Quasi una settimana dopo dal referendum in Catalogna cominciano ad arrivare le prime scuse per le violenze che sono avvenute in occasione del voto. In particolar modo, a scusarsi è stato il Prefetto spagnolo in Catalogna, Enric Millo. Il quale ha dichiarato di aver visto le immagini e sapendo che c’è ancora una persona in ospedale chiede scusa per quello che è successo a nome di tutti gli agenti che sono intervenuti in quei momenti.

Catalogna, le scuse del Prefetto

Cominciano ad arrivare le prime scuse per quanto successo una settimana fa, in occasione del voto referendario per l’indipendenza della Catalogna. Le scuse non sono arrivate dal Re Felipe VI, ma dal Prefetto spagnolo in Catalogna, Enric Millo.

Il Prefetto ha dichiarato di aver visto le immagini e per questo motivo si scusa per ciò che è avvenuto a nome di tutti gli agenti che sono intervenuti in quei momenti.

Nel frattempo, in mattinata il Tribunale di Madrid ha confermato l’accusa di sedizione nei confronti del capo della polizia catalana, Trapero.

Se la condanna, che non arriverà comunque oggi, dovesse essere confermata, allora Trapero rischia fino a quindici anni di carcere. Per il momento, però, i giudici non hanno chiesto l’arresto per nessuno degli indagati.

Le accuse contro Trapero

Il capo dei Mossos d’Esquadra, Trapero, è indagato insieme alla responsabile della polizia, Teresa Laplana, per il mancato intervento al fianco della Guardia Civil lo scorso 20 settembre.

In quella occasione, gli agenti inviati da Madrid stavano effettuando delle perquisizioni nei palazzi delle istituzioni catalane.

Nel momento in cui la Guardia Civil si trovava all’interno del Dipartimento di Economia, fuori dalla struttura si erano radunate migliaia di persone per protestare contro il tentativo di fermare il referendum. La polizia spagnola aveva richiesto l’intervento da parte dei Mossos d’Esquadra (la polizia catalana), guidati da Trapero, per allontanare i manifestanti.

L’intervento di Trapero, secondo l’accusa, è stato però tardivo.

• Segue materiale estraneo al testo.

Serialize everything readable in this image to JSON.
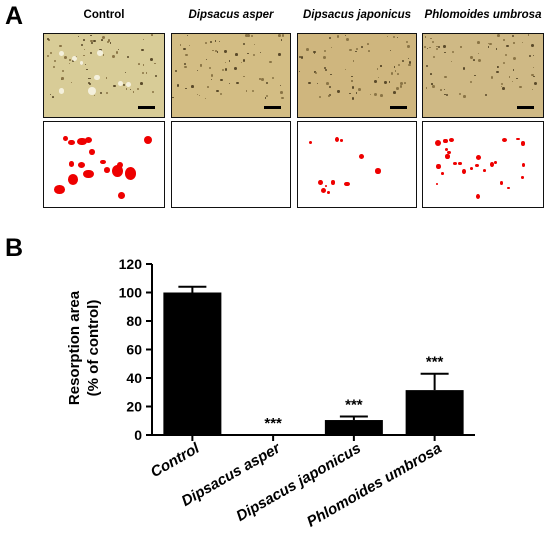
{
  "panel_a": {
    "label": "A",
    "columns": [
      {
        "title": "Control",
        "italic": false,
        "spots": 17,
        "tint": "#d8cc97"
      },
      {
        "title": "Dipsacus asper",
        "italic": true,
        "spots": 0,
        "tint": "#d3bd84"
      },
      {
        "title": "Dipsacus japonicus",
        "italic": true,
        "spots": 11,
        "tint": "#cfb67e"
      },
      {
        "title": "Phlomoides umbrosa",
        "italic": true,
        "spots": 26,
        "tint": "#cfb985"
      }
    ]
  },
  "panel_b": {
    "label": "B"
  },
  "colors": {
    "spot": "#ee0000",
    "bar": "#000000"
  },
  "chart_data": {
    "type": "bar",
    "categories": [
      "Control",
      "Dipsacus asper",
      "Dipsacus japonicus",
      "Phlomoides umbrosa"
    ],
    "values": [
      100,
      0,
      10.5,
      31.5
    ],
    "errors": [
      4,
      0,
      2.5,
      11.5
    ],
    "annotations": [
      "",
      "***",
      "***",
      "***"
    ],
    "ylabel_line1": "Resorption area",
    "ylabel_line2": "(% of control)",
    "ylim": [
      0,
      120
    ],
    "yticks": [
      "0",
      "20",
      "40",
      "60",
      "80",
      "100",
      "120"
    ],
    "grid": false
  }
}
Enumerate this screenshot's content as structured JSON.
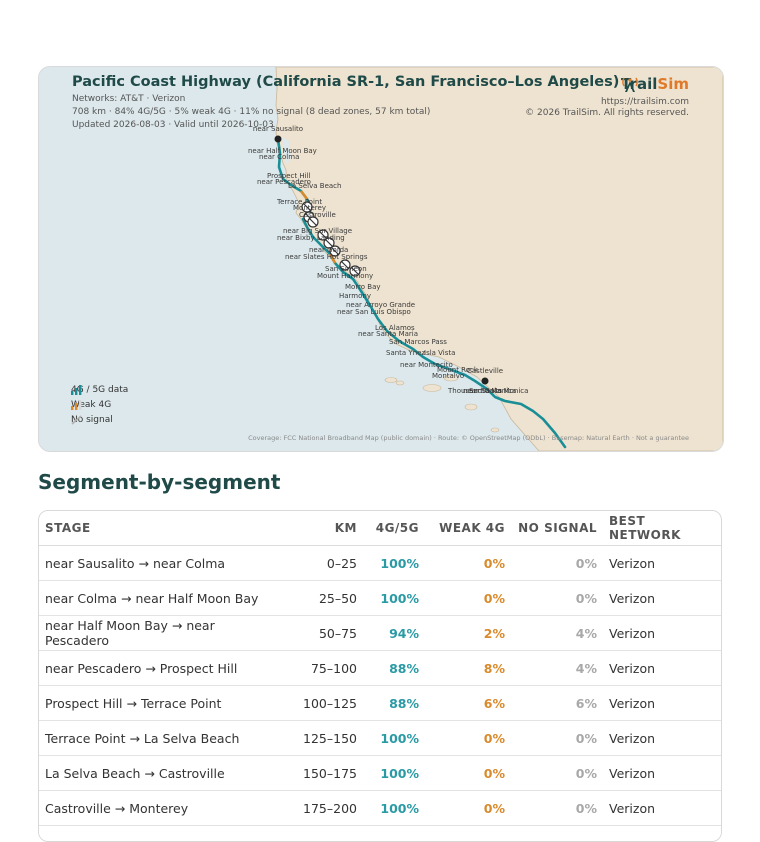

Ma non solo. In questo momento, i due vertici delle associazioni indipendentiste, ovvero Jordi Sanchez dell’Assemblea nazionale catalana e Jordi Cuixart di Omnium Cultural, sono accusati di essere responsabili della manifestazione che di fatto ha bloccato gli agenti all’interno del dipartimento di Economia.

Sono stati entrambi ascolti dai giudici. Cuixart si è avvalso della facoltà di non rispondere, mentre Sanchez ha delegato il suo avvocato.

Tensione tra Madrid e Barcellona

Il caso che riguarda il capo della polizia catalana, Trapero, può far esplodere definitivamente la tensione tra Madrid e Barcellona in quelle che sono giornate già molto tese. La Corte Costituzionale, infatti, nella giornata di ieri ha ordinato la chiusura del Parlamento catalano, che lunedì dovrebbe votare per quanto riguarda la secessione.

La Generalitat, però, ha già dichiarato che sfiderà questo blocco di Madrid, tanto che si riunirà lo stesso per approvare la dichiarazione di indipendenza. Charles Puigdemont, leader della Catalogna, ha rinviato alla giornata di martedì il suo intervento nel Parlamento regionale per fare il punto della situazione sul referendum di indipendenza.